The family’s investment criteria were defined with institutional precision:

  • 8%+ in-place or stabilized cash-on-cash returns

  • Full-cycle sponsor experience (acquisition through exit)

  • Cap rates exceeding cost of debt (positive leverage from day one)

  • Immediate or near-term cash flow visibility

  • Strong local market fundamentals (job growth, occupancy, demographic tailwinds)

  • Value-add upside via operational, capital, or lease enhancements

  • Favorable debt profile (fixed rate or assumable debt; low LTV preferred)

  • High debt service coverage ratios (DSCR >1.5x)

  • Sunbelt-focused markets with long-term growth potential

  • Availability of local tax incentives (e.g., Live Local Act exemptions)

  • Long-hold viability aligned with demographic and economic trends


Execution Funnel: 100-Day Snapshot

  • 230 opportunities screened across multifamily, light industrial, and open-air retail

  • 22 entered internal underwriting with sponsor interviews and rent roll analysis

  • 7 advanced to full diligence and IC-level investment committee review

  • 2 transactions executed, both structured through mandate-specific SPVs

Each step in the funnel was driven by SummerWind’s internal underwriting standards—emphasizing sponsor accountability, capital stack integrity, and long-term downside protection. All sourcing was off-market and confidential; the investor’s identity was never disclosed.

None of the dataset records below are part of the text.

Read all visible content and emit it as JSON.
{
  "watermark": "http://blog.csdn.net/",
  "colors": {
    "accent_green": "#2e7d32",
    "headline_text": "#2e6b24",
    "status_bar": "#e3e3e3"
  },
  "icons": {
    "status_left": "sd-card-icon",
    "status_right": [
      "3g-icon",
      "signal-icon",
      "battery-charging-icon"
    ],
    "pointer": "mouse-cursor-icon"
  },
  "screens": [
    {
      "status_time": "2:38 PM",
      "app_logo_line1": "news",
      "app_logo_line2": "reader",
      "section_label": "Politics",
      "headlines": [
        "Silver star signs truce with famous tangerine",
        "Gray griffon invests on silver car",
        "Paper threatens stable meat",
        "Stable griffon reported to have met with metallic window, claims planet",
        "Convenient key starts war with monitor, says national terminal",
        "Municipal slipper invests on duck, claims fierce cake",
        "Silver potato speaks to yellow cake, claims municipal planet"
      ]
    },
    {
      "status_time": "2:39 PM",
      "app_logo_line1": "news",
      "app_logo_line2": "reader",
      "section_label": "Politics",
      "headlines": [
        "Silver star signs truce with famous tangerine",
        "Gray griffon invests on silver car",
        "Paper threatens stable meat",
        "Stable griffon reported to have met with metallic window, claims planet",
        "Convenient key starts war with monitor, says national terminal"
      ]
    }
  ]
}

Execution Infrastructure Delivered

SummerWind led:

  • Formal investment thesis and mandate articulation

  • Full internal underwriting: scenario models, stress testing, rent roll auditing

  • Term sheet negotiation: equity waterfalls, fee terms, governance rights

  • Transaction coordination: SPV formation, documentation, AML/KYC, and escrow

  • Ongoing sponsor oversight: compliance milestones, reporting enforcement, risk review


Results

Two transactions were completed under investor-controlled SPVs with negotiated side letters, LP protections, and reporting protocols. Both sponsors had demonstrated full-cycle track records and met every mandate criterion. The investor maintained full anonymity, with all post-close communications, governance, and middle-office handled by SummerWind.


Mandate Impact

This engagement demonstrates the role SummerWind plays for principal capital allocators: not a source of deal flow, but an embedded execution partner with institutional standards, sponsor-facing rigor, and fully investor-aligned representation.


We don’t show opportunities. We filter, structure, and close them—quietly, precisely, and under full investor control.